Still, the U.S. has a more rigorous regulatory environment than many other countries, and there are opportunities for domestic mines and their host communities to get along. Stillwater Mine in Montana is an exemplary situation where community organizations sued to stop construction and, after a year of negotiations, came to a Good Neighbor Agreement in 2000.
The Sibanye-Stillwater Mining Company was allowed to extract platinum and palladium after working with community organizations toward clear and enforceable water standards, restrictions to minimize local traffic, and setting up third-party auditors to ensure adherence to those standards.
"If we're talking about critical metals and materials, we're so far behind that it's crazy," says Corby Anderson, a professor at the Colorado School of Mines. "It's the dichotomy of the current administration – they have incentives for electric vehicles and all these things, but they need materials like graphite, manganese, nickel, cobalt, lithium, and copper. The only one we mine and refine in this country is copper."
According to an analysis by Patrick Donnelly for the nonprofit Center for Biological Diversity, more than 100 companies have staked claims for lithium deposits in the western U.S. and applied for permits to mine cobalt in Idaho, nickel in Minnesota, and more. Communities that haven't had working mines in years may soon find themselves back in business.
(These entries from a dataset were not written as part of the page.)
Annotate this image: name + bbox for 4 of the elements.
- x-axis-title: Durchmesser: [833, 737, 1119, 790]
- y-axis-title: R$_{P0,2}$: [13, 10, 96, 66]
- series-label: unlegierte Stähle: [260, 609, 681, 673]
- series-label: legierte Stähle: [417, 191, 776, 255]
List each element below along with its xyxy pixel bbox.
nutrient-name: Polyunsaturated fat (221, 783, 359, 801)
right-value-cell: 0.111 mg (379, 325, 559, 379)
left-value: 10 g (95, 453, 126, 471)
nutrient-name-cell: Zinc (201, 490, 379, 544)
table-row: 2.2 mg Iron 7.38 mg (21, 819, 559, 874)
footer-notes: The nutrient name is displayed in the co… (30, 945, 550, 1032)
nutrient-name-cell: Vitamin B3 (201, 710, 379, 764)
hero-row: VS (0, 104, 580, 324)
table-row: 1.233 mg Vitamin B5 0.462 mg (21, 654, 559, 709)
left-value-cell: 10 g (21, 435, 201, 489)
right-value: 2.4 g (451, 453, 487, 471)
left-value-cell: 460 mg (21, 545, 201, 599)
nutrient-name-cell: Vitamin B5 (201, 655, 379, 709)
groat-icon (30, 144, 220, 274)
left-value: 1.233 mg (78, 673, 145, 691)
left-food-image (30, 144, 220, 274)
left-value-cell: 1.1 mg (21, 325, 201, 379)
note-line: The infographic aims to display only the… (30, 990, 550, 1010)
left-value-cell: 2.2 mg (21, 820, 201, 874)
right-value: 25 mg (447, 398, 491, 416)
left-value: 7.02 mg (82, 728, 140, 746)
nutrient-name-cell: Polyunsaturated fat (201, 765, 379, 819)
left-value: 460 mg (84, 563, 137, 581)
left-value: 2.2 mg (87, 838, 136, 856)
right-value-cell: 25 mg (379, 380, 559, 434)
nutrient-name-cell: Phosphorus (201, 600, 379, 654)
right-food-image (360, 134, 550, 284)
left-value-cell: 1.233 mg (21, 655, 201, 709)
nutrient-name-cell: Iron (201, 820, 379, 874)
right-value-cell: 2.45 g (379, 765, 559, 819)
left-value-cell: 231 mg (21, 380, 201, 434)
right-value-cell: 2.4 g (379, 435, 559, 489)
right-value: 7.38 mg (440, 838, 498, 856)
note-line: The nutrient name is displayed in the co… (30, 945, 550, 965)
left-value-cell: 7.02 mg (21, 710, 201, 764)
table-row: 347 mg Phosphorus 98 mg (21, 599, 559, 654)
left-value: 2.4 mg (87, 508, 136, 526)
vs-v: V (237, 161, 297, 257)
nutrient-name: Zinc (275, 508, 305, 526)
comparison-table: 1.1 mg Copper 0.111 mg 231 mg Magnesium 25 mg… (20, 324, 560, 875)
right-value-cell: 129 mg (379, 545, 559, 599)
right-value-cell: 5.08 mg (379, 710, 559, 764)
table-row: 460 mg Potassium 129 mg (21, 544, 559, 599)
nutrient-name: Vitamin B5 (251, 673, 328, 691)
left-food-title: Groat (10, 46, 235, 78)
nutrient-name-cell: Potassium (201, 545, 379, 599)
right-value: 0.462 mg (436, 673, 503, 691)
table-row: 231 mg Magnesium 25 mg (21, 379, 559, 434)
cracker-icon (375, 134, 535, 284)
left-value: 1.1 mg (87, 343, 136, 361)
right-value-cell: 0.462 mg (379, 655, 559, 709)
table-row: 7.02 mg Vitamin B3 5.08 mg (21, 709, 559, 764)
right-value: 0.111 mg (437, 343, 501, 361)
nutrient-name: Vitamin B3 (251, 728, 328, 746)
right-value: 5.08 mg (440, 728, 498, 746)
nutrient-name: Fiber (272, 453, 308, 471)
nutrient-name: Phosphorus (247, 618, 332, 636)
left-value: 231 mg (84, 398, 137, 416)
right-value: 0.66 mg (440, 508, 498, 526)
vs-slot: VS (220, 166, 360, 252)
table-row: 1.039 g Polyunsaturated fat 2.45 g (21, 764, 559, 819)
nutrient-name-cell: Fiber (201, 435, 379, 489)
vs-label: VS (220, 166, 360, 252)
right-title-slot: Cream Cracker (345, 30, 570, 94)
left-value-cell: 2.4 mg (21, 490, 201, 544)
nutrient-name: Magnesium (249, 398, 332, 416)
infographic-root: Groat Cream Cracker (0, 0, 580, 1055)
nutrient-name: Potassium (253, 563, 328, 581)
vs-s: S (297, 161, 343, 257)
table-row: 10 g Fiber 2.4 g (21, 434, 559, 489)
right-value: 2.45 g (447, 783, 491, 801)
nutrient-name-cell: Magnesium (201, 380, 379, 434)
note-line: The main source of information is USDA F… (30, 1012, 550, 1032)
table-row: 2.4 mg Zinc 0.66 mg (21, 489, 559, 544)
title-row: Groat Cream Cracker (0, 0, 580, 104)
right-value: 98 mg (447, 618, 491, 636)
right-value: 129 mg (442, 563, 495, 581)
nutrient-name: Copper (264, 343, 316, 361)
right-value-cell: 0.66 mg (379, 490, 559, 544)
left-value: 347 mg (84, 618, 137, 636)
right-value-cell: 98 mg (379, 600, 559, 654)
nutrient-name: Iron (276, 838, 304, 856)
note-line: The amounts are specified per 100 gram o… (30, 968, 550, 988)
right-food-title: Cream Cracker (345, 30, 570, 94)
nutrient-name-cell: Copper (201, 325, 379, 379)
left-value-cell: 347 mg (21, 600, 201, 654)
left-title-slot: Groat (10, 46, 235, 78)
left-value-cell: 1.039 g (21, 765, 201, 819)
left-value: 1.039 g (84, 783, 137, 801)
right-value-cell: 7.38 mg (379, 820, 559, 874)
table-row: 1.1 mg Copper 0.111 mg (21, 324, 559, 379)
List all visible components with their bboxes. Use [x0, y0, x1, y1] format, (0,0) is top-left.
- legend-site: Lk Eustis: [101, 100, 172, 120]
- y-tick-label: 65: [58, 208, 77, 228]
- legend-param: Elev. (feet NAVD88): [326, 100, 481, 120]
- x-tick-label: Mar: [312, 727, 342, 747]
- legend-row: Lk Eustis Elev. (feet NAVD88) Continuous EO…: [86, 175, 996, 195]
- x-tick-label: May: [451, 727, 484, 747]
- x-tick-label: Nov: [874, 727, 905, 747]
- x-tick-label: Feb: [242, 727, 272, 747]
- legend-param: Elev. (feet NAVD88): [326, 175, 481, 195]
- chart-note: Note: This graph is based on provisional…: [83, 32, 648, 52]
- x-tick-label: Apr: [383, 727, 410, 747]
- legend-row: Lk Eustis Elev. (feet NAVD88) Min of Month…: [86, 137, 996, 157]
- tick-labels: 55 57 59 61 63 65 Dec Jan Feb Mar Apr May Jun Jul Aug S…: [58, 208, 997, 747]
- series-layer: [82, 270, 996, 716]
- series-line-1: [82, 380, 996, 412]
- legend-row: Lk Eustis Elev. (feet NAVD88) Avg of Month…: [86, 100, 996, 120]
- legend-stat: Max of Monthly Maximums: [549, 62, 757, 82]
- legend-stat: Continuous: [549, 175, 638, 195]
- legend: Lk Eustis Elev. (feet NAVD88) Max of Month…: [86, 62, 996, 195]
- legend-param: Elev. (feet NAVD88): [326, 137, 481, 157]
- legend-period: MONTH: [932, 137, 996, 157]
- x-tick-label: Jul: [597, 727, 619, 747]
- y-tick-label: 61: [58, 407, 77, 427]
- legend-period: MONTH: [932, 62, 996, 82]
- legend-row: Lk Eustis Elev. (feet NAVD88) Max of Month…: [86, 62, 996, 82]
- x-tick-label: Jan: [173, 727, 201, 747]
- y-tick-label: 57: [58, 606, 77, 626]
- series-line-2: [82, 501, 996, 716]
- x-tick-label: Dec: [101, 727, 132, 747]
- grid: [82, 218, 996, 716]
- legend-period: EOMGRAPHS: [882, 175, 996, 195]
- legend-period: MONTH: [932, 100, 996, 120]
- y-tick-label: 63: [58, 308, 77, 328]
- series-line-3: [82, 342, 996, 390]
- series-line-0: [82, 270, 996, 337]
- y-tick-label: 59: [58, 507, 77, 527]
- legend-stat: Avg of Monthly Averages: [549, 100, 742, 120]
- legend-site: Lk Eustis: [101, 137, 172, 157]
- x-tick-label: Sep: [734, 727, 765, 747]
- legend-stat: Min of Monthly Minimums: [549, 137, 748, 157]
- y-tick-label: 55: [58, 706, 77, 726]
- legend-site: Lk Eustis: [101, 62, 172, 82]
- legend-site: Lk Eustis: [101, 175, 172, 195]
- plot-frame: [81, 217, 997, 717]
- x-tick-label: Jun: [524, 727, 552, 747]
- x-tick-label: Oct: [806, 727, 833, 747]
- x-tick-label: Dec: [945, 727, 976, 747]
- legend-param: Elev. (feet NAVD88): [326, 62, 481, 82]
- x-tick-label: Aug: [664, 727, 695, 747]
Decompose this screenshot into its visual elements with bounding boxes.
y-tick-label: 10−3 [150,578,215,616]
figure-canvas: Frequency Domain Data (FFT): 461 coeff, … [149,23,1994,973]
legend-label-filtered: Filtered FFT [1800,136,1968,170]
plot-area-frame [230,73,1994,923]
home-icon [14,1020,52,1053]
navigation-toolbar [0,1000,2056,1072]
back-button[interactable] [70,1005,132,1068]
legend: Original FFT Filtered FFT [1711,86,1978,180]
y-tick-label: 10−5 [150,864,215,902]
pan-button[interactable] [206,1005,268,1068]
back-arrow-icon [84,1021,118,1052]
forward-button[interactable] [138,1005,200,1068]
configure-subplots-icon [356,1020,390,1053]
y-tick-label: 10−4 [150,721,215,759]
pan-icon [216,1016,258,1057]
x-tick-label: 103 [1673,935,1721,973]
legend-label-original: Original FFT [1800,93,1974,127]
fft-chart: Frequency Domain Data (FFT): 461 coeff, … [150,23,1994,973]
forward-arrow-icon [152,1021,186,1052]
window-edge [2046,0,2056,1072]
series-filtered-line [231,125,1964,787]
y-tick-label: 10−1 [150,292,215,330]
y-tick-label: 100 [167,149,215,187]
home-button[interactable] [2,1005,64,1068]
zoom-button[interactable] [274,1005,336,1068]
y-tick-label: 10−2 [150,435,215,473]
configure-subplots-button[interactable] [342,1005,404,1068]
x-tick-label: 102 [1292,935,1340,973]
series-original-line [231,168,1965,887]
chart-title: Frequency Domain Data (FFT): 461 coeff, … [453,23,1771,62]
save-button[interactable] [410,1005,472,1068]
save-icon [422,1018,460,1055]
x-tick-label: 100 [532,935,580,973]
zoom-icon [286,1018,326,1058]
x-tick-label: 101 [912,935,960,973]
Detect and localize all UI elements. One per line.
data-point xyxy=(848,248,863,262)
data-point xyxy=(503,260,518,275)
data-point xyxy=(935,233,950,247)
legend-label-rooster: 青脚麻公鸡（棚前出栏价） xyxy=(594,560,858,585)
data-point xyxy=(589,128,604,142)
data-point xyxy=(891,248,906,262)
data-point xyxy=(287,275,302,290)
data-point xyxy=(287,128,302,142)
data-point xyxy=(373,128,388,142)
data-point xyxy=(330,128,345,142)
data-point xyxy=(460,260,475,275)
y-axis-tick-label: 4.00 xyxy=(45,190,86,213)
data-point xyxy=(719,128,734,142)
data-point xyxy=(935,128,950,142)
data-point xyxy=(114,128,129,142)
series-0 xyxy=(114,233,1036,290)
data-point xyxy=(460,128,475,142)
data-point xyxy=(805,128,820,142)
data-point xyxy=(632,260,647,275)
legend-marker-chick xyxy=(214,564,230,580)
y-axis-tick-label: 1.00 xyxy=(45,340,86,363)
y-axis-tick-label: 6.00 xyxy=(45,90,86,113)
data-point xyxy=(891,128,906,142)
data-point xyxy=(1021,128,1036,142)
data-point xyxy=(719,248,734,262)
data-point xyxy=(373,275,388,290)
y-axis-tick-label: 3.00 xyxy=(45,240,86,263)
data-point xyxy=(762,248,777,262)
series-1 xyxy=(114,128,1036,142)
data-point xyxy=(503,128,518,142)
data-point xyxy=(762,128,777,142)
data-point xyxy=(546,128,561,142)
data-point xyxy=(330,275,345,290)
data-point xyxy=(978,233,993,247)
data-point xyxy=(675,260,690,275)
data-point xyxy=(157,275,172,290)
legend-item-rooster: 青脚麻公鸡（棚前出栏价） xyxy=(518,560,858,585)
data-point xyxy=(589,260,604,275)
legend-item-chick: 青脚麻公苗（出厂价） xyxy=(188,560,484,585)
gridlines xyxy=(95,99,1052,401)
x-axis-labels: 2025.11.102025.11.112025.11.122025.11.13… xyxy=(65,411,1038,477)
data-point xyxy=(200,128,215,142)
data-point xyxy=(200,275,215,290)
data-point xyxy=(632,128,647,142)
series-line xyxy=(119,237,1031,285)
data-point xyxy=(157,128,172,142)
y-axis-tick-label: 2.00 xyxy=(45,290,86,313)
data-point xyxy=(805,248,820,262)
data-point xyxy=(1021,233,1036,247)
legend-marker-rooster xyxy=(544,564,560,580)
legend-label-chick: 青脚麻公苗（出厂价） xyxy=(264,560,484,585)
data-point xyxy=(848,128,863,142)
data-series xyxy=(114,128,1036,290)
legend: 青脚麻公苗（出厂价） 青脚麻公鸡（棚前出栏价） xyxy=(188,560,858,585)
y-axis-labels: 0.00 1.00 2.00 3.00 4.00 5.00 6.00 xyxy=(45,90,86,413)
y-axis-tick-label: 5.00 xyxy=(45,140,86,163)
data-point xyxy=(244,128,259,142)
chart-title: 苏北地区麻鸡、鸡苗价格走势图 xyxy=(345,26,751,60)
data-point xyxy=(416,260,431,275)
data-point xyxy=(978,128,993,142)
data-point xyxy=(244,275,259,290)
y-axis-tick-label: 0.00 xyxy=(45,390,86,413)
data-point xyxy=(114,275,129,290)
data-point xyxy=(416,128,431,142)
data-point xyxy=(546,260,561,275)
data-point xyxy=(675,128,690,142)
But with such an avid drive to quickly find and accelerate critical mineral acquisitions in the U.S., companies may no longer feel the need to make similar promises to communities. Even well-meaning governmental and corporate focus on the threat of climate change can pressure communities to get out of the way of mines.
"We should think about what is driving this demand, why does this rush feel so intensive, why is there not a version where we are going to try and do this transition with the least amount of mining possible?" said Thea Riofrancos, an associate professor studying mining and the green energy transition at Providence College.
Riofrancos and other scholars have recommended curbing a potential lithium shortage should take recycling infrastructure for batteries and tailings into account and push energy transition policies to focus beyond private vehicle sales and onto facilitating public transportation, for example.
The communities of Maine are still divided, with generations who have witnessed long-term damage from old, unregulated mines. There are also pragmatists with big-picture visions of needing alternatives to fossil fuels, and a future of summer-generated power needing to be stored alongside home-canned pie fillings for those dark Maine winters.
Mr. Felch is a Mainer and an educator first.
"I love the place where I grew up and I wouldn't want anything to ever happen to it," he says of his hometown, where Canada-based Exiro Minerals hopes to find nickel near a beloved pond amidst local resistance. On the other hand, "you need mineral resources. Most people were probably texting 'stop the mine' with a nickel cobalt battery in their phones."